José Luis Melero (El lector incorregible)

LIMINAR

Uno es escritor de pocos lectores. Pero tal vez de los mejores, como me atreví a sugerir en el delantal que escribí para El tenedor de libros. Ya sé que decir esto me convierte inmediatamente en un arrogante presumido, en un presuntuoso, pero la verdad tiene un solo nombre. Uno escribe de cosas y sobre asuntos que a pocos interesan hoy, aunque esos pocos sean los que más me interesan a mí. La lectura de viejos libros, de viejos autores, solo nos producen melancolía, y los nuevos tiempos no quieren ni oírla nombrar. Se vive deprisa, y el poco tiempo de que se dispone nadie quiere utilizarlo en leer libros antiguos y pasados de moda, de los que es imposible presumir en fiestas y saraos. Nadie, menos mis ejemplares lectores, mis lectores incorregibles, que resisten numantinamente con esos libros en el sofá de sus casas, mientras sus amigos y vecinos, entregados furiosamente al culto al cuerpo, corren y corren por los parques, sudorosos, a veces exhaustos, con una cinta en la frente y chándal haciendo juego, pero felices de ver que, aunque no sepan quién es Wislawa Szymborska, ni maldita falta que les hace, han perdido trescientos gramos desde por la mañana. Estos son los tiempos que corren (nunca mejor dicho) y con ellos hemos de lidiar.
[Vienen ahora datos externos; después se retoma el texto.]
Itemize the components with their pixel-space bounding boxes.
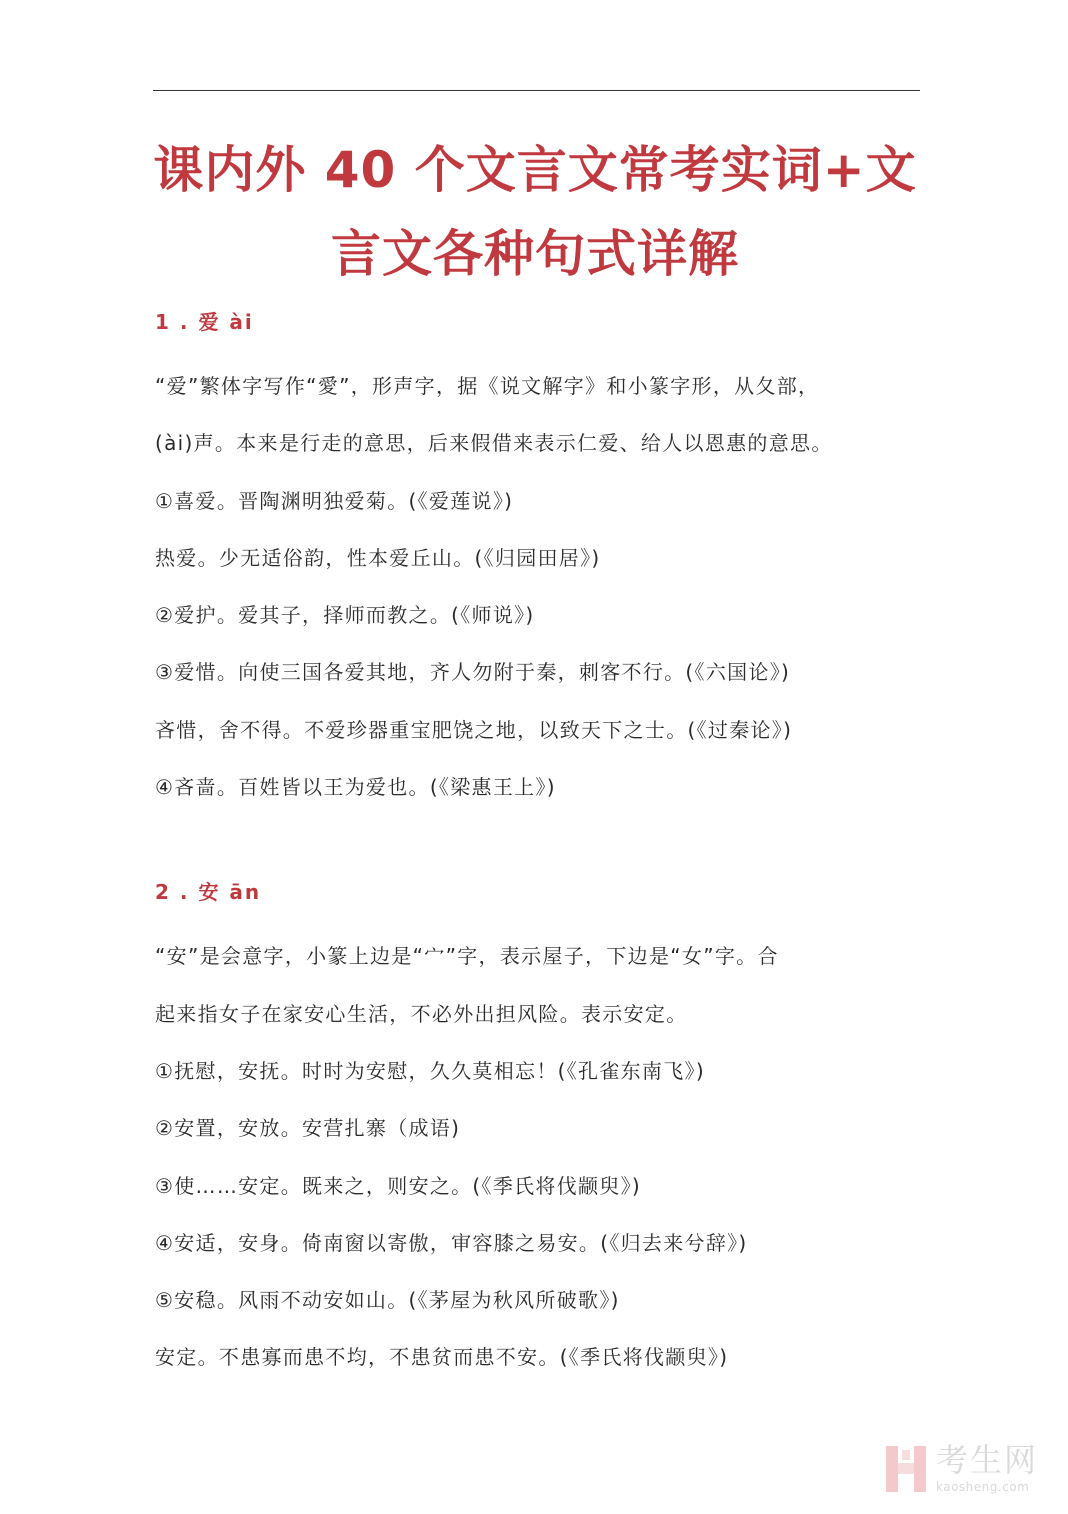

Los libros de viejo llevan camino de ser como los sombreros de copa: una elegante excentricidad. Uno nunca ve a jóvenes en las librerías de viejo. Bueno, en realidad, uno nunca ve en estas a casi nadie, que subsisten ya mayoritariamente gracias a las ventas por internet. Pero los jóvenes podrían aprender mucho en esas librerías, de las que yo salí un día convertido en escritor y dispuesto a contar algunas de las cosas que había aprendido en los viejos libros que en ellas fui descubriendo.Podría decir que todos los libros que he escrito tienen su origen en esas librerías de viejo, en las que cuando uno entra nunca sabe qué a va encontrar ni con qué libros va a salir. El suspense está garantizado, como en las mejores películas de Hitchcock. Y sería bueno que nuestros jóvenes, los letraheridos al menos, supieran que por poco dinero, desde luego por mucho menos de los que les cuesta la última versión del móvil más psicodélico, pueden comprar libros maravillosos que les cambiarán la vida.

Sería bueno, decía, pero no es fácil ya enganchar a muchos a la lectura del papel impreso, sometidos como estamos a la tiranía del mundo digital. Y si cuesta no poco que se vendan los libros de éxito, esos de los que todo el mundo habla (no hay sino preguntar a nuestros amigos libreros para saber las enormes dificultades con las que se enfrentan para sacar sus pequeños negocios adelante), no quiero ni pensar lo que puede costar que se lean libros como los míos (como los nuestros, pues a nosotros, amigos de la misma cofradía de raros y chiflados, me dirijo), en los que no vamos a encontrar recetas para triunfar sino herramientas para sobrevivir. 

[...] Mis lectores incorregibles conocen de sobra lo que van a encontrar en estas páginas: mucha pasión por los libros y la literatura, algunos pocos saberes inútiles, interés por no tomarse nunca demasiado en serio, voluntad de condimentar todo con algo de humor, y un tono que siempre pretendo que sea amable y confianzudo, para que las horas de lectura se pasen sin darse uno cuenta. Nada me gustaría más que un día, al encontrarnos en cualquier librería, pudierais decirme que las historias de este libro os habrían proporcionado un poco de felicidad. Todo entonces habrá merecido la pena.